Talking to Australia's Channel Seven, she praised trainer Darren Weir and owner John Richards for their support and added: "I want to say to everyone else, get stuffed, because women can do anything and we can beat the world."
Prince of Penzance, a six-year-old gelding, came into Australia's biggest race with little fanfare despite winning one of the lead-up races, the Moonee Valley Gold Cup, over a week ago. But Payne said she knew her unheralded mount was going to challenge as they headed towards the home turn.
"From the 1,000 (metres) everything just opened up," she said. "I got on to the back of Trip To Paris, he took me into the race. "I was actually clipping his heels, I was going that good but I didn't want to check him and then he just got into the straight and burst clear and it was unreal."

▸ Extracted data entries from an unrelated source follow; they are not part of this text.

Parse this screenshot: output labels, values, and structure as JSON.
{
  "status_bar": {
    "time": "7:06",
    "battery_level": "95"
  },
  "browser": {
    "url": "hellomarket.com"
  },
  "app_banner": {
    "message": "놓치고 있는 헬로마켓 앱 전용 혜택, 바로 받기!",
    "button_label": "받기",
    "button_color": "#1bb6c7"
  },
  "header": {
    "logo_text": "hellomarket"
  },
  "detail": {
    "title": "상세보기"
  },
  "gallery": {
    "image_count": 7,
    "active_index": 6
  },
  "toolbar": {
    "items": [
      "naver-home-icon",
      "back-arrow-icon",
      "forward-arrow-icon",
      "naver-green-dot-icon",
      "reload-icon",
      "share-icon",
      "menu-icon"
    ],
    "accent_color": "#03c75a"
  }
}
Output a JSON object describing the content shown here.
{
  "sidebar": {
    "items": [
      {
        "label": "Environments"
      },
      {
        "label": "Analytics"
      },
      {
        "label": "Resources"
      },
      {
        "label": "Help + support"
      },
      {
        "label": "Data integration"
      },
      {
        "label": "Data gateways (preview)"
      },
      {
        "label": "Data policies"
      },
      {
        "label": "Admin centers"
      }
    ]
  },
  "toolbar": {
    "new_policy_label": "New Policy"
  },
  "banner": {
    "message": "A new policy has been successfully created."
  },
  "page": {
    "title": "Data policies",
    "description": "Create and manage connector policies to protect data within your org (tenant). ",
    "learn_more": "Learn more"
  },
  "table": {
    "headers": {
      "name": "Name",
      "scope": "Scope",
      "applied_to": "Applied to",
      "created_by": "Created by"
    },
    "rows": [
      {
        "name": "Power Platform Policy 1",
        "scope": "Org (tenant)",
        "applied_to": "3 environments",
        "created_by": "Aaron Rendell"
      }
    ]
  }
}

Payne, the youngest of 10 children, was just six months old when her mother Mary was killed in a car crash. She comes from a family steeped in racing pedigree, with only two other siblings not becoming jockeys. At 18 Payne fractured her skull and suffered bruising on the brain when she fell head-first in a Melbourne race. She suffered further injuries, breaking a wrist and smashing an ankle in other race falls.
There was more heartbreak for Dubai ruler Sheikh Mohammed's Godolphin stable, which again missed out at the 18th attempt at winning the race when Sky Hunter (30-1) beat only two other runners home. Michael Stoute, who has been a champion trainer 10 times in England and has won races all over the globe, fared no better with his runner Snow Sky coming last.